Alternative in-office canker sore treatment may also include:
Be sure to use pure botanical oils while brushing and rinsing in order to kill the bad bacteria that cause gum problems.
Most remedies for canker sores are those that you can use on your own. To get rid of canker sores and limit discomfort you can:
Avoid trigger foods (gluten, citrus).
Use an antimicrobial rinse, such as one that contains an essential oil.
Apply healing essential oils to the area using a cotton swab.
Apply Aloe Vera gel to the wound.
Rinse with a solution containing milk of magnesia and liquid antihistamine for topical pain relief. Do not swallow.
Dab the ulcer with a cotton swab soaked in one part hydrogen peroxide and one part water.
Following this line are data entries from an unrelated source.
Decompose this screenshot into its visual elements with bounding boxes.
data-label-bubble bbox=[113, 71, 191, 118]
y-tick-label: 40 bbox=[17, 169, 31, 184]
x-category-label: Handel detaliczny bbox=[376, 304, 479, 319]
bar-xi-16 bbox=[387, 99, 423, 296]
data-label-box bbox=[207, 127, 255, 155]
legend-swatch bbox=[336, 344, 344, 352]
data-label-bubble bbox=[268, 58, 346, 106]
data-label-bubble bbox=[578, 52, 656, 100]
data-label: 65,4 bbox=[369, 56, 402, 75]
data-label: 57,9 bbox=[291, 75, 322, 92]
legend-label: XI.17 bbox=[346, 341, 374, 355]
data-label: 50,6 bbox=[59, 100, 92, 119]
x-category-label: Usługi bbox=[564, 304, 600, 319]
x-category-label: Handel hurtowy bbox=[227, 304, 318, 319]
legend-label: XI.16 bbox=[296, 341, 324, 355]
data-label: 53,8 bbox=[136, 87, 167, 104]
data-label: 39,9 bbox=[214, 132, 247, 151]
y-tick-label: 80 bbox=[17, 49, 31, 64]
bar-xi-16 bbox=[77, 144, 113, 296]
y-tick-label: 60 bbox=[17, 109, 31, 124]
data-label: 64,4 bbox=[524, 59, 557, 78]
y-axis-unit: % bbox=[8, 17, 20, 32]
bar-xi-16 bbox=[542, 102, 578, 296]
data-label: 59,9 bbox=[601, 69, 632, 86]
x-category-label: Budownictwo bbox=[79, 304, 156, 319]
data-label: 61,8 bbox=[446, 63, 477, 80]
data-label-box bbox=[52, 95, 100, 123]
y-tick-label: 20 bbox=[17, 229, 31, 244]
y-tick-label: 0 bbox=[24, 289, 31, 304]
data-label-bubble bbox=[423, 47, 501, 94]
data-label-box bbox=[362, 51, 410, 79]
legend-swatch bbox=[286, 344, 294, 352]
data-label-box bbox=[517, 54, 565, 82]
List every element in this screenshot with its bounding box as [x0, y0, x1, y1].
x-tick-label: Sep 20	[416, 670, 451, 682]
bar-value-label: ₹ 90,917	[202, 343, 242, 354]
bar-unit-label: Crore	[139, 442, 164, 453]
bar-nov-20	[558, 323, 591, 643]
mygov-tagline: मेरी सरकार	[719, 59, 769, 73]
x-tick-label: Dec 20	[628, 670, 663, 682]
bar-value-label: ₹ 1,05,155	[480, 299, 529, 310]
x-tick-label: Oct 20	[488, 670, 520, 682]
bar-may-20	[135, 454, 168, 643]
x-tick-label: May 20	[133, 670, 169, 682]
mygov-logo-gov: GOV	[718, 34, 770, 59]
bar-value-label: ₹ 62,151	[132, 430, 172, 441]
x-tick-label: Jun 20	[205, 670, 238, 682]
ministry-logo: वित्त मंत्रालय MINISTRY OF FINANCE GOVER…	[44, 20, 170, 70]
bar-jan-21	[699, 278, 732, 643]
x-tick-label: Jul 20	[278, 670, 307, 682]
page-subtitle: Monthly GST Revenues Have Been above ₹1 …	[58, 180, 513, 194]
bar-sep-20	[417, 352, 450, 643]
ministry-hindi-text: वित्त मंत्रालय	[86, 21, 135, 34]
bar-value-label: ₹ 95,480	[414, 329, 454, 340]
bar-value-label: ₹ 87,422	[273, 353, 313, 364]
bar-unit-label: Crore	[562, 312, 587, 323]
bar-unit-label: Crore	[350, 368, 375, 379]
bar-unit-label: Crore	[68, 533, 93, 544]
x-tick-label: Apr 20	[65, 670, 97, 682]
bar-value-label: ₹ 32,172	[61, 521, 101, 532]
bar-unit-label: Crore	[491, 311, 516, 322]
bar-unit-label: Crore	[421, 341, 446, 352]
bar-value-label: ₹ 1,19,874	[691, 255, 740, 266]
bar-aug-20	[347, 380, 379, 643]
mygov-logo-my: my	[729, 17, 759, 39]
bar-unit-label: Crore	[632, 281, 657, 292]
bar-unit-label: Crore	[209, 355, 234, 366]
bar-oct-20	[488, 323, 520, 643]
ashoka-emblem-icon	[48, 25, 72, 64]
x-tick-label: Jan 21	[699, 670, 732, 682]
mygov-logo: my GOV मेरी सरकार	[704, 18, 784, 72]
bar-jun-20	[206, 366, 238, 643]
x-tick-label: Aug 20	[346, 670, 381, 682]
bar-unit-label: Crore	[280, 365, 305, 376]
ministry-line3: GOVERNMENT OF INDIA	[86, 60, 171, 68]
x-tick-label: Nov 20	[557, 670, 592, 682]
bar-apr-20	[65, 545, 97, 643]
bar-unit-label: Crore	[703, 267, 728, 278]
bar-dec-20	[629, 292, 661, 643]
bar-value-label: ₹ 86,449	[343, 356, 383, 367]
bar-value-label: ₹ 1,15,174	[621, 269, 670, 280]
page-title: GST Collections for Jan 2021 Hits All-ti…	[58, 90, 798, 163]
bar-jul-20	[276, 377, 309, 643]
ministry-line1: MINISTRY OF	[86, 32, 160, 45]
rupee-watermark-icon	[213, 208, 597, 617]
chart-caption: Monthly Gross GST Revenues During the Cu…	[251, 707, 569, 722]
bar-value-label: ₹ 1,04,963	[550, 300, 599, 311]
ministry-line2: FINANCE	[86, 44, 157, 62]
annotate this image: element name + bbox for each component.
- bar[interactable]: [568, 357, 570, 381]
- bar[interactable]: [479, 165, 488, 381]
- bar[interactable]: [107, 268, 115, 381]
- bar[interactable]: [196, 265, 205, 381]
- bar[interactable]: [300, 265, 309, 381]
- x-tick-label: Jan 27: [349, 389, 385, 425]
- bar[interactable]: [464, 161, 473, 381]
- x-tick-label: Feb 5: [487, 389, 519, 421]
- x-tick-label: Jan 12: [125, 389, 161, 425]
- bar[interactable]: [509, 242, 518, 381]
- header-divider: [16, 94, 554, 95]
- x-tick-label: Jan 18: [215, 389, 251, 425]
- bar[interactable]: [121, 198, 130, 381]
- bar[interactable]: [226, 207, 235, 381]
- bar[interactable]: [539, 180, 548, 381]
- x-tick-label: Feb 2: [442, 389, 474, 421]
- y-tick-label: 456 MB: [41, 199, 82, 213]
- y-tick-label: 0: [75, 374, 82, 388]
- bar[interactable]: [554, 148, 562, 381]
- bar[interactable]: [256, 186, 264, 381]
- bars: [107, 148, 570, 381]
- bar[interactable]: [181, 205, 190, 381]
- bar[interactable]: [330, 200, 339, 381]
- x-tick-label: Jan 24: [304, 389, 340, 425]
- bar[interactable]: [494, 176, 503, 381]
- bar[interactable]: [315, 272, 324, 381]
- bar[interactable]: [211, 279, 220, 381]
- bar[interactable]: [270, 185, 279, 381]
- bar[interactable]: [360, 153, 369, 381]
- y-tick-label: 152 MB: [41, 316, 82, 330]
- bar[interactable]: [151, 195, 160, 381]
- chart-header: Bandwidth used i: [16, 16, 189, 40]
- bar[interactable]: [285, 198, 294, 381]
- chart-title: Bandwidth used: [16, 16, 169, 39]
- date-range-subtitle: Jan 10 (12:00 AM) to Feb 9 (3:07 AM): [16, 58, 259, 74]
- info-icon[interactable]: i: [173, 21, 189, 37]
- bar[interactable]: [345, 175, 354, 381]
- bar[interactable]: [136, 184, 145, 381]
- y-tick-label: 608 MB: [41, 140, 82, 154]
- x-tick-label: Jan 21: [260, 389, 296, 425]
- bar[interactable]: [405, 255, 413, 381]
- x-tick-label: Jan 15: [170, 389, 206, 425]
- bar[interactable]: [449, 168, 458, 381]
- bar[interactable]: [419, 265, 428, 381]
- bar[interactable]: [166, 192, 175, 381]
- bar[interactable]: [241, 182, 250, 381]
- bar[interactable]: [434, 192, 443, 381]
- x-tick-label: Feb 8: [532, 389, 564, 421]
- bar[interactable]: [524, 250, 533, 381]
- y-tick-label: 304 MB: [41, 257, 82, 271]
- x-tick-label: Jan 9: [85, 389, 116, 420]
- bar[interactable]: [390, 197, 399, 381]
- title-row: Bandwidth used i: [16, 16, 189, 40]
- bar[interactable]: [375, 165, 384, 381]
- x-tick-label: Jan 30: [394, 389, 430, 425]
Rinse with salt water solution and cover canker sore with baking soda.
More Facts About Canker Sores
Canker sores can be caused by various triggers such as irritation or trauma to the area, food allergies, nutritional deficiencies, stress or anxiety. Actual canker sores are not contagious. However, cold sores, which are viral in nature, can spread the virus through saliva such as when sharing food or kissing.
Canker sores are not herpetic in nature, but cold sores are from a strain of the herpes virus. Before you become alarmed, the herpes virus also causes chickenpox and
shingles. It is a different strain than that often associated with the STD.
Most canker sores heal within 10 to 14 days. Sores that last longer than this should be examined by a professional to make sure its not something serious. Some recurrent sores may be due to underlying systemic conditions like food sensitivities (gluten or acidic foods) or triggered by stress and anxiety.
Cold sores are viral in nature, and usually triggered by illness, stress or sunlight. The virus exists in the body and cold sores can only appear in people who have
the virus. Canker sores on the other hand are usually from an irritant, stress or dietary reason and are not caused by a virus.